Why the Ottoman Empire Was Successful

Het Ottomaanse Rijk organiseerde de samenleving rond het concept van de millet, of autonome religieuze gemeenschap. De niet-moslimse “Mensen van het Boek” (christenen en joden) waren belasting verschuldigd aan de regering; in ruil daarvoor mochten zij zichzelf besturen volgens hun eigen religieuze wet in zaken die geen betrekking hadden op moslims. De religieuze gemeenschappen konden zo een grote mate van identiteit en autonomie behouden.

Volgens de BBC: “Er waren vele redenen waarom het Ottomaanse Rijk zo succesvol was: 1) Sterk gecentraliseerd; 2) De macht werd altijd overgedragen aan één persoon, en niet verdeeld tussen rivaliserende vorsten; 3) Het Ottomaanse Rijk werd 7 eeuwen lang met succes geregeerd door één enkele familie. 4) Een door de staat geleid onderwijssysteem; 5) Religie werd opgenomen in de staatsstructuur, en de sultan werd beschouwd als “de beschermer van de islam”. 6) Gerechtelijk apparaat van de staat; 7) Meedogenloos in de omgang met plaatselijke leiders; 8) Bevordering tot machtsposities hing grotendeels af van verdienste; 9) Vormde allianties tussen politieke en raciale groeperingen; 10) Verenigd door islamitische ideologie; 11) Verenigd door islamitische krijgscode met als ideaal de uitbreiding van het islamitische grondgebied door middel van de Jihad; 12) Verenigd door islamitische organisatorische en administratieve structuren; 13) zeer pragmatisch, neemt de beste ideeën van andere culturen over en maakt die tot de zijne; 14) moedigt loyaliteit van andere geloofsgroepen aan; 15) particuliere macht en rijkdom worden gecontroleerd; 16) zeer sterk leger; 17) sterk slavenleger; 18) deskundig in het ontwikkelen van buskruit als militair hulpmiddel; 19) militair ethos doordringt de hele administratie.
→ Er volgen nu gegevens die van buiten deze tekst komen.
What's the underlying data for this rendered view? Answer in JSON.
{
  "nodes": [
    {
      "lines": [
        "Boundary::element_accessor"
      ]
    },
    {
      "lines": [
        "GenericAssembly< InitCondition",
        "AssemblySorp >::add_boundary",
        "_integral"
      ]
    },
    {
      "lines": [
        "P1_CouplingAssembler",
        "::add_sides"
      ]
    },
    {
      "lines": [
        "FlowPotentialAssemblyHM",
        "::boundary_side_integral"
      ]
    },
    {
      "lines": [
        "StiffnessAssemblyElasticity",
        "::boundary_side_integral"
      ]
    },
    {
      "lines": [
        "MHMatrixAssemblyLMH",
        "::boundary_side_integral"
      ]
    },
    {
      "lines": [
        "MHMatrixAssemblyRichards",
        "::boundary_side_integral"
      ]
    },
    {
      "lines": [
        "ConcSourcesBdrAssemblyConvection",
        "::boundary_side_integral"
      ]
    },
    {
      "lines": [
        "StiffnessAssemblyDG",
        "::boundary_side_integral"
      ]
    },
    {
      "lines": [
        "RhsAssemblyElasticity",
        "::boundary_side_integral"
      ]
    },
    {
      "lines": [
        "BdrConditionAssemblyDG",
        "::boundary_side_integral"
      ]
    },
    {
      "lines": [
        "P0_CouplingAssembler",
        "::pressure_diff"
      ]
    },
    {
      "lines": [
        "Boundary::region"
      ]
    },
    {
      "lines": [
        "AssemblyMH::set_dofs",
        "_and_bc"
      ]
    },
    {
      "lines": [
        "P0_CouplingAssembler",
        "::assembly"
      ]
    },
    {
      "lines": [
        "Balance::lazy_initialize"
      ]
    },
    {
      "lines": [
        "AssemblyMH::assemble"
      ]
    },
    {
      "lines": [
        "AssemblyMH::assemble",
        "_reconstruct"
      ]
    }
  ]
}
Invloeden, structuur en doelen van het Ottomaanse Rijk

Slag bij Lepanto

Volgens de BBC: “Hoewel het Ottomaanse Rijk sterk werd beïnvloed door de geloofsovertuigingen en gewoonten van de volkeren die het inlijfde, kwamen de belangrijkste invloeden van de islam. De heersende elite werkte zich op in de hiërarchie van de staatsmadrassahs (religieuze scholen) en de paleisscholen. Zij werden opgeleid om zich bezig te houden met de behoeften van de regering en de beperkingen van de Islamitische wet in acht te nemen.

“In haar structuur weerspiegelde de heersende elite een wereld van orde en hiërarchie waarin promotie en status werden beloond op basis van verdienste. Zo werden geboorte en genealogie, aristocratie of stam bijna irrelevant voor succes in het systeem. Slechts één post, die van de sultan, werd bepaald door geboorte. Suleiman – een gouden eeuw |::|

Volgens de BBC: “Ottomaanse heersers hadden een zeer korte termijn beleid. Zij verwierpen het idee om grondgebied te ontwikkelen en erin te investeren voor winst in de toekomst; land en volk werden tot het punt van uitputting geëxploiteerd en daarna min of meer verlaten ten gunste van nieuw terrein. Dit beleid betekende dat het Ottomaanse Rijk voor stabiliteit afhankelijk was van voortdurende expansie. Als het niet groeide, dreigde het in te storten.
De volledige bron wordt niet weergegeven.